Writer – Greg Potter
Artist – Gene Colan
Inker – Klaus Janson
Colours – Tom Ziuko
Letters – Bob Lappan

Greg Potter and Gene Colan with an excellent team behind them, present a tale of both innocence and darkness – one balanced against the other while introducing an alien to the human race and a new character to the DC Universe. Jemm is the extraterrestrial in question and not knowing the language or customs of the land he finds himself in, he makes himself a friend in a boy named Luther and the help of a little telepathy/empathy. On the surface, it makes for an odd pairing, but what better envoy, what better tour guide to show a stranger from another planet the best that the Earth has to offer. As with most good stories, there has to be conflict and that comes in the form of Luther’s brother Lincoln who is not at all happy with his lot in life. To that effect, he deals with those who should not be considered friends; criminals that have nothing to offer other than trouble of the worst sort.
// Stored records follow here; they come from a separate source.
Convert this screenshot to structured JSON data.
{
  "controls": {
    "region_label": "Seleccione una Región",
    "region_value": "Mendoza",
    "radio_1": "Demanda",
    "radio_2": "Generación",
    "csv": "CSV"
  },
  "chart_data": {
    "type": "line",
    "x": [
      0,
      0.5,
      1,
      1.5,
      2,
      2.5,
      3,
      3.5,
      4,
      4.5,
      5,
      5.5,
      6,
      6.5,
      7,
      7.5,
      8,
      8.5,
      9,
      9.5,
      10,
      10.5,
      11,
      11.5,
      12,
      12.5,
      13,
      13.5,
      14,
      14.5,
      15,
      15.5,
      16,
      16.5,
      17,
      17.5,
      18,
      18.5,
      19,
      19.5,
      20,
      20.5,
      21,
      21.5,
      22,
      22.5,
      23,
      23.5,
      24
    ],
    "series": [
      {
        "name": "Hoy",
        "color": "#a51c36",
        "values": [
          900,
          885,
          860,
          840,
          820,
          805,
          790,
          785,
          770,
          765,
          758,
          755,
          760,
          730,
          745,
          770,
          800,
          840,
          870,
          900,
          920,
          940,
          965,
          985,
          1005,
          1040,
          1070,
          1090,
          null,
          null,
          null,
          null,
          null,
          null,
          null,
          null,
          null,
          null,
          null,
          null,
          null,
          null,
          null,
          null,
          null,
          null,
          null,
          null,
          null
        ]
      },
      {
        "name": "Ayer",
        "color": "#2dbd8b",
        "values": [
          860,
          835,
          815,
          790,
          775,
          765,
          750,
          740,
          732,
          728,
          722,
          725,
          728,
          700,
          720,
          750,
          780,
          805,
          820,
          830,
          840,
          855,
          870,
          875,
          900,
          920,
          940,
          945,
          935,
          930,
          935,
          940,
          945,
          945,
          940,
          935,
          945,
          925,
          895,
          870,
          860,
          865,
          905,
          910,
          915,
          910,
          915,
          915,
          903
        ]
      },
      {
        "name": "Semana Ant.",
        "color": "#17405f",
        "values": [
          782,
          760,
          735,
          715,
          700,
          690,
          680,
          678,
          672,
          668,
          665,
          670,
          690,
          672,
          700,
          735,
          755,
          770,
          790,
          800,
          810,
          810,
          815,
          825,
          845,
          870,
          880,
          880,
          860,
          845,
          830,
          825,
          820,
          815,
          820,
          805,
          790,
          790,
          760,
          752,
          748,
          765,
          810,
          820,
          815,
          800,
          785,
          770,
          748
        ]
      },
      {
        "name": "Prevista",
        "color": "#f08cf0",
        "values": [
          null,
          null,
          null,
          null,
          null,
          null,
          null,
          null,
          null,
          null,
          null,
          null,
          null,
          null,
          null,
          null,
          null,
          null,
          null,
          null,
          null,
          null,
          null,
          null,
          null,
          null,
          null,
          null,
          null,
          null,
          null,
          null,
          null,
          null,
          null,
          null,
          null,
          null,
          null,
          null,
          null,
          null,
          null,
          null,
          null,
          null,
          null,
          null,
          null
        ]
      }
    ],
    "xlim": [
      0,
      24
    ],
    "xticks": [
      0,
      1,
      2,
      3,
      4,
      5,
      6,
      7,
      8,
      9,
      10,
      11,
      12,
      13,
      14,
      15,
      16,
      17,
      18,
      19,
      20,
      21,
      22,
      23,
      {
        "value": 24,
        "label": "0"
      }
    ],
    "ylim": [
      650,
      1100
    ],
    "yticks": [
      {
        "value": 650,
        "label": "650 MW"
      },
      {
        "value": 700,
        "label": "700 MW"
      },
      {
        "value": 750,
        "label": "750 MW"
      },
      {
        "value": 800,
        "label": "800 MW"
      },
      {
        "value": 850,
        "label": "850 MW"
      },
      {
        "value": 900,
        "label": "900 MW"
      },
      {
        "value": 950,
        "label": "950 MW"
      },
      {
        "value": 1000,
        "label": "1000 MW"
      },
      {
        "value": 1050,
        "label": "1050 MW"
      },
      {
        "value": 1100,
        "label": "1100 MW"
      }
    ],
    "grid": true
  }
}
His grandfather can see it and when Luther finally comes home and is eventually confronted with it, evil erupts. Jemm, though alien he may be, knows what is good and what is not and he comes to the aid of Luther’s family, but when all is said and done, tragedy strikes. Despite probably being fairly accurate for the time, the dialogue is dated and really sets the book in the period that it was published. That being said, the script by Potter is a good one even though it shares more than its fair share of clichés including the fate of the Luther’s grandfather. It draws the reader in, not only into Jemm’s situation, but into Luther’s world and one cannot help but empathise with the kid as it crumbles down around him by story’s end. As for Jemm, the main character of the series, there is little known about him at the moment – simply that he has come from Saturn and that he has no grasp of the English language as of yet. There are some other aliens it seems who are hunting him and even further, a villain in a NASA scientist whose fiancé has just died at the hands of said aliens so it is easy to see that Jemm’s time on Earth will not be an easy one. Bringing it all to life is Colan and his spectacular pencils – fully of excitement and emotion, packing a wallop with every panel. Altogether, the first issue of Jemm, Son of Saturn shows a lot of promise and with this creative team behind it, it can only get better.